Second, the term "Mormonism" is canonized in scripture in D&C 135: 7. Enough said.
Thirdly, the term Mormon distinguishes one's cultural heritage and personal philosophy as LDS from Catholicism and Protestantism. In a Midnight Mormons episode (for November 2021) they discussed changing their podcast name and removing the word Mormon. A commenter named Liberty LLama responded, "I think that calling yourself a Mormon really draws a line in the sand of where you stand, and what you believe. When we call ourselves Christians. The assumption is that we believe in an immaterial god, and a three in one god." That is exactly right.
When someone says to me, "I'm a Christian." I really don't know what they mean. Are they an Evangelical Fundamentalist Christian? Are they Catholic? Are they an Episcopalian? So nowadays that term really does not clarify anything specific. The one thing that phrase "I'm a Christian" does mean to me is that they likely hold the view that God is this vaporous no-thing, there is no feminine Divine, no Heavenly Mother or female angels (only a single dad and celibate son and all male angels), and people are consigned to eternal torture for thoughtcrime. As that is what is usually entailed with the designation of Christian as I've encountered it. So saying "Mormon" avoids that with Joseph Smith rejecting an eternal hell with his Three Degrees of Glory and his other universalistic theologies and rituals. It makes it clear where you stand philosophically and theologically. And yes it's true that Mormons do have a different Jesus than the sectarian creeds.

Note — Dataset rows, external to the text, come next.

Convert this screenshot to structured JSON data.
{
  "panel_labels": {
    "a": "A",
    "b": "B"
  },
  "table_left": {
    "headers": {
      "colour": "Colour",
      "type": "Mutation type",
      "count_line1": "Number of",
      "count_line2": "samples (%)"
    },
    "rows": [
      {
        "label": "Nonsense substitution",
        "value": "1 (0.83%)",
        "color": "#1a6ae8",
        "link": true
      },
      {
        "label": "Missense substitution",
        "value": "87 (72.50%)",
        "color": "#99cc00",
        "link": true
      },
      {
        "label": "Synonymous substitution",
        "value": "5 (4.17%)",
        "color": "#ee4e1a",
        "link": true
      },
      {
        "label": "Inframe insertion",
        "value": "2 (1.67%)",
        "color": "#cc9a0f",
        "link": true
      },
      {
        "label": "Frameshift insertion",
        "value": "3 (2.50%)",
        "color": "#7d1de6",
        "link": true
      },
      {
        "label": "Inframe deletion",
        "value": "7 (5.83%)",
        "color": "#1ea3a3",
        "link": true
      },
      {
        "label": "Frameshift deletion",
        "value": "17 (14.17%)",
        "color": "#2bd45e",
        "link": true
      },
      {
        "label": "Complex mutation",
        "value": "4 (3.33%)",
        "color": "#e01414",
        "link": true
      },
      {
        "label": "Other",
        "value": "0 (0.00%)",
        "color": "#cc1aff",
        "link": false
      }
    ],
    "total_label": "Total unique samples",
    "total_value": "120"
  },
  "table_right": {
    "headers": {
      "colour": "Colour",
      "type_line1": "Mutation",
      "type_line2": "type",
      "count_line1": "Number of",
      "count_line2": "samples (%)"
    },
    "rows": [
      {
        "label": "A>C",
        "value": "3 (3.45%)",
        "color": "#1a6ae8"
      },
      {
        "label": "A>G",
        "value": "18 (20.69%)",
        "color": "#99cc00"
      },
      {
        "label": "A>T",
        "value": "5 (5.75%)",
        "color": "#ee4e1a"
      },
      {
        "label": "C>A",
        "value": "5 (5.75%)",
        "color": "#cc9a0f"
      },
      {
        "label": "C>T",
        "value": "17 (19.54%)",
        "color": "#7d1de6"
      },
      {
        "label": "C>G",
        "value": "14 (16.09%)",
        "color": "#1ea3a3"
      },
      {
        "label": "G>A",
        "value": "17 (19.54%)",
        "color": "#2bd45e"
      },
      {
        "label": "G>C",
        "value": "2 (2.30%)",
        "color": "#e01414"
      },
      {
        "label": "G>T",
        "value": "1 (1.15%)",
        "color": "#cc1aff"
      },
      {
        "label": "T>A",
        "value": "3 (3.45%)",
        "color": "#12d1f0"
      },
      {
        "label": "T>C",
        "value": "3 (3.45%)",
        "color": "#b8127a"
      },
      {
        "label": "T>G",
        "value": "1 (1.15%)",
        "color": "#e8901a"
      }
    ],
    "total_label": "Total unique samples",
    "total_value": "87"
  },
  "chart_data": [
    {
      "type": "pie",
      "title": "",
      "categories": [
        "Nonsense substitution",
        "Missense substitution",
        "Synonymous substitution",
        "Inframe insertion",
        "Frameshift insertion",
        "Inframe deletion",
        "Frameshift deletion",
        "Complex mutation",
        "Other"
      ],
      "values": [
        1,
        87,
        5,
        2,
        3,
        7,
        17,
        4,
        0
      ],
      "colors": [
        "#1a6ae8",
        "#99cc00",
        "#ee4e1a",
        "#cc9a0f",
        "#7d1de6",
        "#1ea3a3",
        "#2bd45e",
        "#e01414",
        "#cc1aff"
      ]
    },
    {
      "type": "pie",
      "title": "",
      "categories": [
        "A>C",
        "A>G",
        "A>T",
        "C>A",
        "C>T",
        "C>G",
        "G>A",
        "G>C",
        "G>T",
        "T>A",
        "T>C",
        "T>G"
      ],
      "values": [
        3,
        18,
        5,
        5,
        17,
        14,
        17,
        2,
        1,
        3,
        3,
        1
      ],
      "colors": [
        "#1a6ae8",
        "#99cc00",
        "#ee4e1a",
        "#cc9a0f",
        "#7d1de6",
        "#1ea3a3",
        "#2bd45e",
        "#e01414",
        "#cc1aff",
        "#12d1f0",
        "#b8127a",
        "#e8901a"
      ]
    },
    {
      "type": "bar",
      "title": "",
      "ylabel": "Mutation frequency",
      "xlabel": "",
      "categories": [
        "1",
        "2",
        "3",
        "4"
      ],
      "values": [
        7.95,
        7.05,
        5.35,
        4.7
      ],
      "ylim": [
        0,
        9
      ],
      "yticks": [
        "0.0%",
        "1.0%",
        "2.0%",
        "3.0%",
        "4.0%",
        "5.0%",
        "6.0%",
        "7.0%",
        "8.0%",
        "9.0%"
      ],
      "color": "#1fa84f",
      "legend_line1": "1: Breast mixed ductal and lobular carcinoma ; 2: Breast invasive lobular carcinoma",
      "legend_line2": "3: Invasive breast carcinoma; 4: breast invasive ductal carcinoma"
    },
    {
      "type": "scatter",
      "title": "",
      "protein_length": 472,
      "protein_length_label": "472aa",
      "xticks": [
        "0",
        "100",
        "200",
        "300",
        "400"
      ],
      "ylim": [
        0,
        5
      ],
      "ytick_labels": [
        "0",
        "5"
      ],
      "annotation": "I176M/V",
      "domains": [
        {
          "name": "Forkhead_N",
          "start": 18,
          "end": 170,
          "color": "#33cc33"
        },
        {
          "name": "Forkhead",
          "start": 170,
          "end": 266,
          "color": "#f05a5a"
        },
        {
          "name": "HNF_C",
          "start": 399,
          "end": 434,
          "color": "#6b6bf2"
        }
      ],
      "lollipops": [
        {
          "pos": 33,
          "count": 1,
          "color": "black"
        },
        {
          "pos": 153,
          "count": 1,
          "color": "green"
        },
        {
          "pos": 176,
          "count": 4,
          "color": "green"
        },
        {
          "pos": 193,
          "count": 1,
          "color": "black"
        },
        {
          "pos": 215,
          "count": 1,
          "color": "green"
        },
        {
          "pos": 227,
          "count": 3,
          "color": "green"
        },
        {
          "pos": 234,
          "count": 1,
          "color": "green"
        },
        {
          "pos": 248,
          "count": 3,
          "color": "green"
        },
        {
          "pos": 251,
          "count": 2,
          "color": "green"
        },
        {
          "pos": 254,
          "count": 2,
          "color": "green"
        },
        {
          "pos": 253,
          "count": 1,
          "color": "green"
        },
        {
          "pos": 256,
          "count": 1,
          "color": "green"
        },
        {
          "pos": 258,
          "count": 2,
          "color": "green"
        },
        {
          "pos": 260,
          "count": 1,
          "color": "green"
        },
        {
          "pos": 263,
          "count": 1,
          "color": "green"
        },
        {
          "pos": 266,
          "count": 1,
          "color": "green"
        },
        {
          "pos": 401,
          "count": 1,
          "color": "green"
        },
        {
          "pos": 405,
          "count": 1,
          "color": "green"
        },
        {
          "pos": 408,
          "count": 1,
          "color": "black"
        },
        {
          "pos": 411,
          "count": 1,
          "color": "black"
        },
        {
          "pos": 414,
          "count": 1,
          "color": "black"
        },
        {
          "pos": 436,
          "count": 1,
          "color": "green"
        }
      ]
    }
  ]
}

There's even an academic book called The Mormon Jesus: A Biography by John G. Turner.
As I cover in this blog, Joseph Smith's "more good" theology moved away from the despising of the body found in puritanical sectarianism. To use the term Mormon not only calls to mind a character in The Book of Mormon (scripture other Christian sects don't have), and distinct LDS theologies different from the sectarian Creeds; but also calls to mind a Life Philosophy that embraces joy in the body and a sex positive attitude: that grew out of Joseph Smith's jovial nature and "people person," joyful, personality; which comes through in his thinking and philosophizing; which is distinctly different from the personalities and thinking processes of Augustine, Luther, and Calvin.